Riccardo Magi, deputato radicale di +Europa, lei ha votato la fiducia al governo Conte ma si distingue subito su questa riforma che pure era nel programma. Come lo spiega?
Sono stato relatore di minoranza per la prima lettura alla camera e non ho cambiato il mio giudizio fortemente negativo. Nelle ultime settimane da punto 10 dell’accordo della maggioranza giallo-rossa questa riduzione dei parlamentari è diventata il primo obiettivo dell’azione di governo. Io ricordo i colleghi M5S citare addirittura Calamandrei e la sua indicazione che i banchi del governo dovrebbero restare vuoti quando si discute una riforma costituzionale. Per altre ragioni resto convinto che la nascita di questo governo sia stato un atto di legittima difesa da un’aggressione ancora maggiore allo stato di diritto.
Meno deputati e meno senatori non possono effettivamente lavorare in modo più efficiente?
Questo, insieme alla riduzione dei costi, è il principale argomento dei favorevoli alla riforma, ma del tutto infondato. È falso sostenere che oggi vi sia un problema di efficienza del parlamento dovuto al numero eccessivo di parlamentari. Chiunque conosca un minimo il funzionamento delle nostre istituzioni sa benissimo che ci sono già tutti gli strumenti regolamentari per garantire la rapidità di approvazione delle leggi quando questa è richiesta. Il problema semmai è assicurare al parlamento tempi adeguati per l’esame di provvedimenti importanti, una condizione che sempre più spesso viene a mancare, si pensi a quanto accaduto con l’ultima legge di bilancio che in due giorni ha sorvolato la commissione competente ed è arrivata in aula per un esame lampo e alla cieca. Con questa riforma non si dà alcuna risposta alla crisi del parlamento e della nostra forma di governo di cui è sintomatico l’eccessivo ricorso ai decreti e alla fiducia, mentre ci si immola sull’altare della retorica contro la casta.

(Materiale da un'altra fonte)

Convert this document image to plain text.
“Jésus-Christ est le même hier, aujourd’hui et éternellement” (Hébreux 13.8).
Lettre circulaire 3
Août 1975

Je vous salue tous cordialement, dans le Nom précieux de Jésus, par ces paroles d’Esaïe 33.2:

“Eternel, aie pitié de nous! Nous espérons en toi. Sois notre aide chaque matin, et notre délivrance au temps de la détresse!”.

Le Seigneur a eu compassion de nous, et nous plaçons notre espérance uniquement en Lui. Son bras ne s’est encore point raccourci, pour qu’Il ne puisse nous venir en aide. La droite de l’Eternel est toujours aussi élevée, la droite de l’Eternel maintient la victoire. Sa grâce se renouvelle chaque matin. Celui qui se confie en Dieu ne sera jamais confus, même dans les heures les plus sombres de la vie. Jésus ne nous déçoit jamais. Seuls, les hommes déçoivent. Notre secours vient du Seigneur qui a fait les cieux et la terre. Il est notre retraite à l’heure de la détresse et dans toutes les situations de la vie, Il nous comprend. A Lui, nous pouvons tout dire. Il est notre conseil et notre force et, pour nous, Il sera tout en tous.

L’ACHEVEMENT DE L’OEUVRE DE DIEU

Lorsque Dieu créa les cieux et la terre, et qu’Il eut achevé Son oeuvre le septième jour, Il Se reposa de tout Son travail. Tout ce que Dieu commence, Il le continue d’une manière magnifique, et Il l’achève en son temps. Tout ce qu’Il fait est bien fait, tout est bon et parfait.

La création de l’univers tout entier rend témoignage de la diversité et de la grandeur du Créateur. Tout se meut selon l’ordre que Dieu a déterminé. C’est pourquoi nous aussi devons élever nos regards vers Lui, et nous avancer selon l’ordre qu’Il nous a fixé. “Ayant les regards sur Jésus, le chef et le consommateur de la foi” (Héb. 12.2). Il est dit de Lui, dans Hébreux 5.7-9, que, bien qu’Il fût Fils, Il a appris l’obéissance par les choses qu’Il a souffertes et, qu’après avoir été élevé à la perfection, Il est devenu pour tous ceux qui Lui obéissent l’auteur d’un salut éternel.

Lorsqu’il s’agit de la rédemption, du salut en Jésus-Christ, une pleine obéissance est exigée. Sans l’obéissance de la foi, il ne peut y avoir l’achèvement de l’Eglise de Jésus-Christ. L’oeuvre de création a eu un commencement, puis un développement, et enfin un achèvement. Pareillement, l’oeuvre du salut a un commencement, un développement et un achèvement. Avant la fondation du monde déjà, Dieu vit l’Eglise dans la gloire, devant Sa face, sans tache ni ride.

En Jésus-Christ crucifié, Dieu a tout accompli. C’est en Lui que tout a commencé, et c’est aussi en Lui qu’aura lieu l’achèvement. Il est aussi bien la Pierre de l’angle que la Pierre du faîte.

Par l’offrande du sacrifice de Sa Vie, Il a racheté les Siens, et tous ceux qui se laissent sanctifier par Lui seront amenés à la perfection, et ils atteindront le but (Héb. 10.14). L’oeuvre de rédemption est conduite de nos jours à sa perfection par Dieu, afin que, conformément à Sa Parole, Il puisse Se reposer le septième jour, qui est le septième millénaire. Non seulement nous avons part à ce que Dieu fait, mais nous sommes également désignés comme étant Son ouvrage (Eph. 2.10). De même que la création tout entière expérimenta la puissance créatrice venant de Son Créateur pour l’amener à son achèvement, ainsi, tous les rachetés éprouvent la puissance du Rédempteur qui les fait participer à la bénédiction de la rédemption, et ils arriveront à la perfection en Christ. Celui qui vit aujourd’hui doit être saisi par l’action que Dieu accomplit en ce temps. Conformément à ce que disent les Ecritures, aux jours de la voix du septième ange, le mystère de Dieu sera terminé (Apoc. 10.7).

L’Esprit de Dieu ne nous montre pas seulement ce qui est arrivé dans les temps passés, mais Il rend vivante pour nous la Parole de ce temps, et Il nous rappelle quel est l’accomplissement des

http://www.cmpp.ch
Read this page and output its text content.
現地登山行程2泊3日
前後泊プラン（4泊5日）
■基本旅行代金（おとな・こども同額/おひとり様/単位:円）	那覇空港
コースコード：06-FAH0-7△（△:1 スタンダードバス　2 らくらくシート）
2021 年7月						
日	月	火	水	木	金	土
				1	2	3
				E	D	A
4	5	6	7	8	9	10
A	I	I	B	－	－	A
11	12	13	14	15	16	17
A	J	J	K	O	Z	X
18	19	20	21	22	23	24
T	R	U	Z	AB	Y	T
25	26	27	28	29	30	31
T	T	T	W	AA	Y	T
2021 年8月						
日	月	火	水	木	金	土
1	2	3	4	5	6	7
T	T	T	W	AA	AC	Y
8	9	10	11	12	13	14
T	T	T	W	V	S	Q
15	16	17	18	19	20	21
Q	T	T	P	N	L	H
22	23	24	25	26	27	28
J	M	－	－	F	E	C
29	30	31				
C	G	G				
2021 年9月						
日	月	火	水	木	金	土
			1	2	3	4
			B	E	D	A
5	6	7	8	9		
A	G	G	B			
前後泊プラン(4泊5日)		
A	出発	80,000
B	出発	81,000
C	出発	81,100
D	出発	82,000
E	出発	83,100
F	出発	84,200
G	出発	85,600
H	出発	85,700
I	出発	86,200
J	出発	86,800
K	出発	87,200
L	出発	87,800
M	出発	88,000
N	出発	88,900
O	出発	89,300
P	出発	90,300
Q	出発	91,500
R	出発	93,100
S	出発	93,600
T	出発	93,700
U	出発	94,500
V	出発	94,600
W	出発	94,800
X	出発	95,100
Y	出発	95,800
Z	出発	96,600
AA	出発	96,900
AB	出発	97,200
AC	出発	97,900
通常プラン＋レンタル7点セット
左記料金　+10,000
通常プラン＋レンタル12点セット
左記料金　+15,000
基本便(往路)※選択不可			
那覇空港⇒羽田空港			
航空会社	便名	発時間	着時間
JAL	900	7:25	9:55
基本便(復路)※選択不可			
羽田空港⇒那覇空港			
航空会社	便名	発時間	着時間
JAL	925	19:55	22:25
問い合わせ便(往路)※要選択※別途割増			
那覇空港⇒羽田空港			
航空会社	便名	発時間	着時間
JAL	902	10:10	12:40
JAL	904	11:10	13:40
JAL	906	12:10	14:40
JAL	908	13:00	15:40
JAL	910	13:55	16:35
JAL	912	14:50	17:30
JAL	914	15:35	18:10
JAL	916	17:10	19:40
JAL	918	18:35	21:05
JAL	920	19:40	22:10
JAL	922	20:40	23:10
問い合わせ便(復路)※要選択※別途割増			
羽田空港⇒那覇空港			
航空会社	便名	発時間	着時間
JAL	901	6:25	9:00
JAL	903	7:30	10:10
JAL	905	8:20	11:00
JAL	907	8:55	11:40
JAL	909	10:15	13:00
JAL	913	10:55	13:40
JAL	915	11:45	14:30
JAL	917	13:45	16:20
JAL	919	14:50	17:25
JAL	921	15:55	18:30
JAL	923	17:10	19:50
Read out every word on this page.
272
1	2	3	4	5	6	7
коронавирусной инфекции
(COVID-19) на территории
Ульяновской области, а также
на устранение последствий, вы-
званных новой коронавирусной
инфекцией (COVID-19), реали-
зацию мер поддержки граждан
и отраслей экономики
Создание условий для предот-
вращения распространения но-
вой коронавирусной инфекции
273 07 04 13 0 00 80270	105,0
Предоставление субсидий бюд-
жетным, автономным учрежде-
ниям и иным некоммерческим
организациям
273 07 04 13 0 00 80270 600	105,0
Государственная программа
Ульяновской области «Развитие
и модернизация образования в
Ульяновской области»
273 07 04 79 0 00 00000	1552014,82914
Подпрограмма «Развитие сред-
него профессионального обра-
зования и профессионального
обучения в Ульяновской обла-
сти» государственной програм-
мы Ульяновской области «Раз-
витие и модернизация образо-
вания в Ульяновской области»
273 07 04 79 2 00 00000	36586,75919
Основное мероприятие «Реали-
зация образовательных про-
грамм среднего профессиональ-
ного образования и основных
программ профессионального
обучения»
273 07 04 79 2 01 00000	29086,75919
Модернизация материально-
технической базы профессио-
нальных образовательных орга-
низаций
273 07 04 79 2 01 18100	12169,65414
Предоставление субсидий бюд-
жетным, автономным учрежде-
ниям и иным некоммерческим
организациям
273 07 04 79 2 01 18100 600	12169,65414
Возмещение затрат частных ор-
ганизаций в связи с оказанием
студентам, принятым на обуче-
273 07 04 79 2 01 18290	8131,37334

I radicali hanno una tradizione di battaglie contro i costi eccessivi della politica, non la convince neanche questo argomento?
80-100 milioni l’anno possono essere tanti o pochi, dipende da cosa si guadagna o si perde. Io vedo una perdita netta di rappresentatività e di democrazia del nostro sistema, meno pluralismo. Credo avesse ragione Umberto Terracini a definire questo argomento «debole e facilone» già in Assemblea Costituente. Peraltro nessuno pensa che a un numero ridotto di parlamentari servirà una struttura maggiore. Per questo mi auguro che una parte dei «risparmi» sia utilizzati per rafforzare le prerogative e dotazioni di singoli deputati e senatori e per affrontare con regole analoghe ai parlamenti europei il tema della disciplina dei collaboratori parlamentari.
I contrappesi che annunciano i partiti di maggioranza non le paiono sufficienti? O non la convince lo strumento del documento politico di intenti?
Entrambe le cose: non sono reali correttivi, alcuni sono toppe peggiori del buco. Con la totale equiparazione dell’elettorato attivo e passivo di camera e senato avremo un bicameralismo «perfettissimo», l’opposto dei tentativi di specificare la rappresentanza e le funzioni della seconda camera; allora che senso ha mandare lì i presidenti di regione per discutere di autonomia? La sfiducia costruttiva pone altri problemi di coerenza con il nostro ordinamento, ad esempio rispetto al ruolo del presidente della Repubblica. E poi sono tutte cose scritte sull’acqua, la sola cosa certa è la resa al più becero e ottuso antiparlamentarismo.
Fatto il taglio, secondo lei quale legge elettorale andrebbe prevista? Una legge maggioritaria non avrebbe l’effetto di mortificare ulteriormente la rappresentanza?
La rappresentanza è mortificata principalmente dalla eccessiva riduzione dei parlamentari per di più suddivisi in due camere; su questo la Corte costituzionale aveva messo in guardia già nel 2018. Sembra obbligato un ritorno al proporzionale, ma in realtà già oggi abbiamo un sistema su base proporzionale che assegna un terzo dei seggi con la competizione nei collegi uninominali. Sento parlare di un doppio turno nazionale e vedo il rischio dell’ennesimo ircocervo elettorale italiano. Sarei più favorevole ad andare nella direzione del sistema francese, si tratterebbe però di una riforma non solo elettorale ma della forma di governo. Torniamo alle considerazioni iniziali: non mi pare ci siano le condizioni per un confronto costituente di questa portata.